Como o poder é deteriorado a elite não se integra, e quando podem lavam as mãos, e as instituições são fatiadas. Delegacias e batalhões têm dono, ao mesmo tempo o subúrbio e as favelas são dominadas por organizações criminosas, traficantes e milicianos. Hoje o Rio tem mais traficantes e milicianos, bem armados, do que policiais na rua. O poder local é incapaz de responder a altura, tanto que o Supremo Tribunal Federal sem muita dificuldade intervém diretamente no modelo de ação das polícias, ao impedir operações em favelas. A descrença sobre os políticos é imensa, todos os governadores eleitos já foram destituídos do cargo, e quase todos eles presos – o atual pode ser o próximo.

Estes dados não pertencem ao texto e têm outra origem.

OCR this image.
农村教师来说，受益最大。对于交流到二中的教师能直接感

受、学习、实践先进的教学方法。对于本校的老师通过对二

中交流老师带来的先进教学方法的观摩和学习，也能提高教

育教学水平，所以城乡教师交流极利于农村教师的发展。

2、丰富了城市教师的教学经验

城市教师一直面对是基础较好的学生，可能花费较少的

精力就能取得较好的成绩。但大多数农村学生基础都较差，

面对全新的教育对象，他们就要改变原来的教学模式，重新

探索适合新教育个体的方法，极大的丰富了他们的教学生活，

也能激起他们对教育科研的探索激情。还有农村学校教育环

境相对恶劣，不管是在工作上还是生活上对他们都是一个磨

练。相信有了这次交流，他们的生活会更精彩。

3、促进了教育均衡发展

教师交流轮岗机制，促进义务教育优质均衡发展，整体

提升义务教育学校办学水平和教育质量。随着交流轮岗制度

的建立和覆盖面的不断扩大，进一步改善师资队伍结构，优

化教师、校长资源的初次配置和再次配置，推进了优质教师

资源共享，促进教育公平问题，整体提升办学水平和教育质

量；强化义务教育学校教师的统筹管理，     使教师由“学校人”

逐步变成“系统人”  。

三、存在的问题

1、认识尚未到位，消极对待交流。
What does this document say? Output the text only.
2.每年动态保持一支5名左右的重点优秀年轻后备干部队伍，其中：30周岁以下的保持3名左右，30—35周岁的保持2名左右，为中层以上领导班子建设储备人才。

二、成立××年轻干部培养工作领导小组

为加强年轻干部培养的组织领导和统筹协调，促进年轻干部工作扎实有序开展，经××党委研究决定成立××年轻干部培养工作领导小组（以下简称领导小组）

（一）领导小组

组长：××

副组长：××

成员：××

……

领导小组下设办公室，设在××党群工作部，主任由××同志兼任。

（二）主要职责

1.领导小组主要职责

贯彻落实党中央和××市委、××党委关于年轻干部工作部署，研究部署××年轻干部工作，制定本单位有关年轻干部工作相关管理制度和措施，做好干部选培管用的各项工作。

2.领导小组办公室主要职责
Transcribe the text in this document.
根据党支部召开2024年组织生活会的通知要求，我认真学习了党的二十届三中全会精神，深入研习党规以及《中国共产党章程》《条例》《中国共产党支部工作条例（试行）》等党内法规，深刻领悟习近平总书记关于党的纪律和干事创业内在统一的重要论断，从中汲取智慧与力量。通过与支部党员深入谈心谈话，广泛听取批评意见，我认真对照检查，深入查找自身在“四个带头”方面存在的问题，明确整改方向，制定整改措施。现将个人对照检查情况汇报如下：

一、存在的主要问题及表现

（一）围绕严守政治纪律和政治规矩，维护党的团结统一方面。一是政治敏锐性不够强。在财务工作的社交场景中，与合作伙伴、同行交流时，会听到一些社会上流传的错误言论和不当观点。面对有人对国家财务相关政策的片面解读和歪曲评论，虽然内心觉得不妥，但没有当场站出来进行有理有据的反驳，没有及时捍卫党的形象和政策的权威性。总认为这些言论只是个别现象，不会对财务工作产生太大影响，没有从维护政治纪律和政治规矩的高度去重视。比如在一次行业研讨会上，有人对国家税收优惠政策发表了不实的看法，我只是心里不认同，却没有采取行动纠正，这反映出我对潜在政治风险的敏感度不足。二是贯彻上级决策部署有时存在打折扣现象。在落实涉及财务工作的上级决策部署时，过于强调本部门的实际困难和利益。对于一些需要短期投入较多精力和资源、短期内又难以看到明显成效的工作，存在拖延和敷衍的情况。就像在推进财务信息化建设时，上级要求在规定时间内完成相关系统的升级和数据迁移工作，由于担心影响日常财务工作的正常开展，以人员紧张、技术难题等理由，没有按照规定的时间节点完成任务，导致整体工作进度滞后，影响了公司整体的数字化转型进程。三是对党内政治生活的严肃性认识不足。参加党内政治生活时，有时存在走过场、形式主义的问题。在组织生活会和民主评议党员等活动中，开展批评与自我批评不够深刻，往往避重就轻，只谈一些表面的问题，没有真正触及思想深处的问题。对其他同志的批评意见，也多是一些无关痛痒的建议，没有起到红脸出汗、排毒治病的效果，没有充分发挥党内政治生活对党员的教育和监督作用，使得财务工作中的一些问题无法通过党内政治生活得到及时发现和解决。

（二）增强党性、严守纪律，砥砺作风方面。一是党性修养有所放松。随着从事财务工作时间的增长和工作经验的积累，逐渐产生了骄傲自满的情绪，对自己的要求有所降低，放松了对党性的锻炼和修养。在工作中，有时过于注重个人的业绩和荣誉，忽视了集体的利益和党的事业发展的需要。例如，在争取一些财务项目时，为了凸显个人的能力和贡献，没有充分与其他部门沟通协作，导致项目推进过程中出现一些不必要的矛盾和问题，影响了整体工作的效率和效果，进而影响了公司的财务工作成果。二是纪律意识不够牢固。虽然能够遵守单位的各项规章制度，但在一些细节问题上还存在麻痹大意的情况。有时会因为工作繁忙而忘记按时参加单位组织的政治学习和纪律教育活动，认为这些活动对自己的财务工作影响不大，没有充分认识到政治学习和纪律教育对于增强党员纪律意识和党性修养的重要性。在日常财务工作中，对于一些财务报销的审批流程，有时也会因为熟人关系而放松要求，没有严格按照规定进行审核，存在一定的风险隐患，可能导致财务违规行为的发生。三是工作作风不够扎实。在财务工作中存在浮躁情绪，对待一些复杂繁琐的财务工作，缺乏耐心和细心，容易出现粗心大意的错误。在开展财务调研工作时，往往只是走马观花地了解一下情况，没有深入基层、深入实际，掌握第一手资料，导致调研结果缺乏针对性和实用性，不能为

Diante de tudo isso algumas coisas aconteceram, até mesmo pela sucessão de medidas emergenciais demandadas pelo estado. Desde os anos 1990 sucessivas operações de Garantia de Lei e da Ordem (GLO), em que as Forças Armadas atuavam para auxiliar na Segurança Pública. Em 2018 o governo federal decreta uma Intervenção Federal na Segurança Pública do estado do Rio de Janeiro, tendo em vista o somatório de crise fiscal e política local. O problema da Intervenção foi ela ter acabado, pois precisa ser permanente. E nesse sentido entra a proposta que já circula de federalização do Rio de Janeiro através da criação de um Distrito Federal. Um deputado federal protocolou uma PEC (Proposta de Emenda Parlamentar) para a criação desse 2º DF, que dividiria atribuições com Brasília e iria desfazer a fusão de 1975.